In seminary, I began to read the Bible for the overarching story that it told about God and humanity. I learned that the way I had been taught to read the Bible—merely picking out verses here and there and piecing them together into an unorganized system of belief—did a great disservice to the message of the Bible. There was a bigger idea behind the stories and principles of the Bible that was greater than the sum of their varied parts. God loves us. We live in rebellion. God sent Jesus to bring us into a close, communicative relationship with the Triune God. God has gifted people for many different works of love and service. The Holy Spirit helps us learn about those gifts. And finally, God calls the most unlikely people. Regardless of whether Paul said women should not have authority over men or should keep silent, the bigger message of the Bible was that in Christ, there is no male or female, and God used women to do all kinds of ministry during Jesus’ life on earth and in the earliest years of the Christian church. I knew that God wanted to use me to do whatever it was that the Holy Spirit led me to do. And though I was scared because I knew it would not be easy, I was ready to go where the Spirit led and do what God would call me to do.

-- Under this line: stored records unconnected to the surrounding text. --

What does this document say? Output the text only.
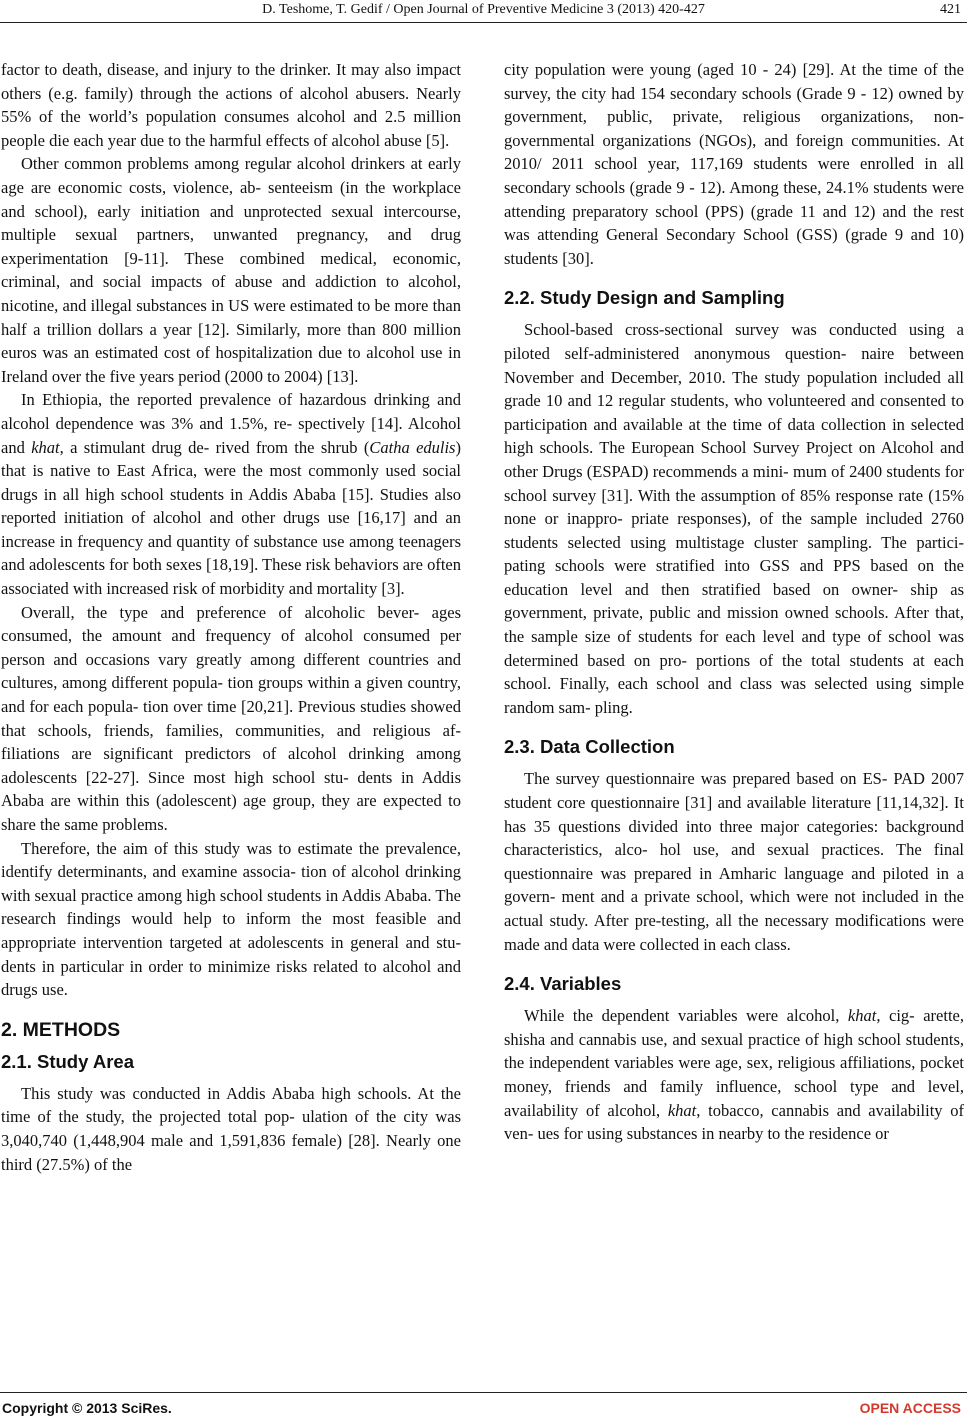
D. Teshome, T. Gedif / Open Journal of Preventive Medicine 3 (2013) 420-427	421

factor to death, disease, and injury to the drinker. It may also impact others (e.g. family) through the actions of alcohol abusers. Nearly 55% of the world’s population consumes alcohol and 2.5 million people die each year due to the harmful effects of alcohol abuse [5].

Other common problems among regular alcohol drinkers at early age are economic costs, violence, ab- senteeism (in the workplace and school), early initiation and unprotected sexual intercourse, multiple sexual partners, unwanted pregnancy, and drug experimentation [9-11]. These combined medical, economic, criminal, and social impacts of abuse and addiction to alcohol, nicotine, and illegal substances in US were estimated to be more than half a trillion dollars a year [12]. Similarly, more than 800 million euros was an estimated cost of hospitalization due to alcohol use in Ireland over the five years period (2000 to 2004) [13].

In Ethiopia, the reported prevalence of hazardous drinking and alcohol dependence was 3% and 1.5%, re- spectively [14]. Alcohol and khat, a stimulant drug de- rived from the shrub (Catha edulis) that is native to East Africa, were the most commonly used social drugs in all high school students in Addis Ababa [15]. Studies also reported initiation of alcohol and other drugs use [16,17] and an increase in frequency and quantity of substance use among teenagers and adolescents for both sexes [18,19]. These risk behaviors are often associated with increased risk of morbidity and mortality [3].

Overall, the type and preference of alcoholic bever- ages consumed, the amount and frequency of alcohol consumed per person and occasions vary greatly among different countries and cultures, among different popula- tion groups within a given country, and for each popula- tion over time [20,21]. Previous studies showed that schools, friends, families, communities, and religious af- filiations are significant predictors of alcohol drinking among adolescents [22-27]. Since most high school stu- dents in Addis Ababa are within this (adolescent) age group, they are expected to share the same problems.

Therefore, the aim of this study was to estimate the prevalence, identify determinants, and examine associa- tion of alcohol drinking with sexual practice among high school students in Addis Ababa. The research findings would help to inform the most feasible and appropriate intervention targeted at adolescents in general and stu- dents in particular in order to minimize risks related to alcohol and drugs use.

2. METHODS
2.1. Study Area

This study was conducted in Addis Ababa high schools. At the time of the study, the projected total pop- ulation of the city was 3,040,740 (1,448,904 male and 1,591,836 female) [28]. Nearly one third (27.5%) of the

city population were young (aged 10 - 24) [29]. At the time of the survey, the city had 154 secondary schools (Grade 9 - 12) owned by government, public, private, religious organizations, non-governmental organizations (NGOs), and foreign communities. At 2010/ 2011 school year, 117,169 students were enrolled in all secondary schools (grade 9 - 12). Among these, 24.1% students were attending preparatory school (PPS) (grade 11 and 12) and the rest was attending General Secondary School (GSS) (grade 9 and 10) students [30].

2.2. Study Design and Sampling

School-based cross-sectional survey was conducted using a piloted self-administered anonymous question- naire between November and December, 2010. The study population included all grade 10 and 12 regular students, who volunteered and consented to participation and available at the time of data collection in selected high schools. The European School Survey Project on Alcohol and other Drugs (ESPAD) recommends a mini- mum of 2400 students for school survey [31]. With the assumption of 85% response rate (15% none or inappro- priate responses), of the sample included 2760 students selected using multistage cluster sampling. The partici- pating schools were stratified into GSS and PPS based on the education level and then stratified based on owner- ship as government, private, public and mission owned schools. After that, the sample size of students for each level and type of school was determined based on pro- portions of the total students at each school. Finally, each school and class was selected using simple random sam- pling.

2.3. Data Collection

The survey questionnaire was prepared based on ES- PAD 2007 student core questionnaire [31] and available literature [11,14,32]. It has 35 questions divided into three major categories: background characteristics, alco- hol use, and sexual practices. The final questionnaire was prepared in Amharic language and piloted in a govern- ment and a private school, which were not included in the actual study. After pre-testing, all the necessary modifications were made and data were collected in each class.

2.4. Variables

While the dependent variables were alcohol, khat, cig- arette, shisha and cannabis use, and sexual practice of high school students, the independent variables were age, sex, religious affiliations, pocket money, friends and family influence, school type and level, availability of alcohol, khat, tobacco, cannabis and availability of ven- ues for using substances in nearby to the residence or

Copyright © 2013 SciRes.	OPEN ACCESS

God revealed the call on my life slowly but purposefully. The people who had the most influence on my spiritual journey were my religion professors. Though I learned much from the ministers under whom I grew up, the Christians who truly modeled a servant lifestyle and the sacrifice and love of Christ were my professors. They gave tirelessly of themselves in order to teach others how to interpret and appreciate the Bible then, in their spare time, they prayed, comforted, and encouraged their students in all of their life challenges. It is their influence that awakened in me the desire to teach and preach. My worldview was shaped because of how they taught me to read the Bible. I have come to understand through their instruction that the Christianity that Jesus initiated is a lifestyle of love and sacrifice, not a list of rules that exclude people who do not follow them from the kingdom. Now I believe God wants me to do for others as my professors did for me…teach people how to read and interpret the Bible so that they can carry out the purposes of God in this world faithfully and completely.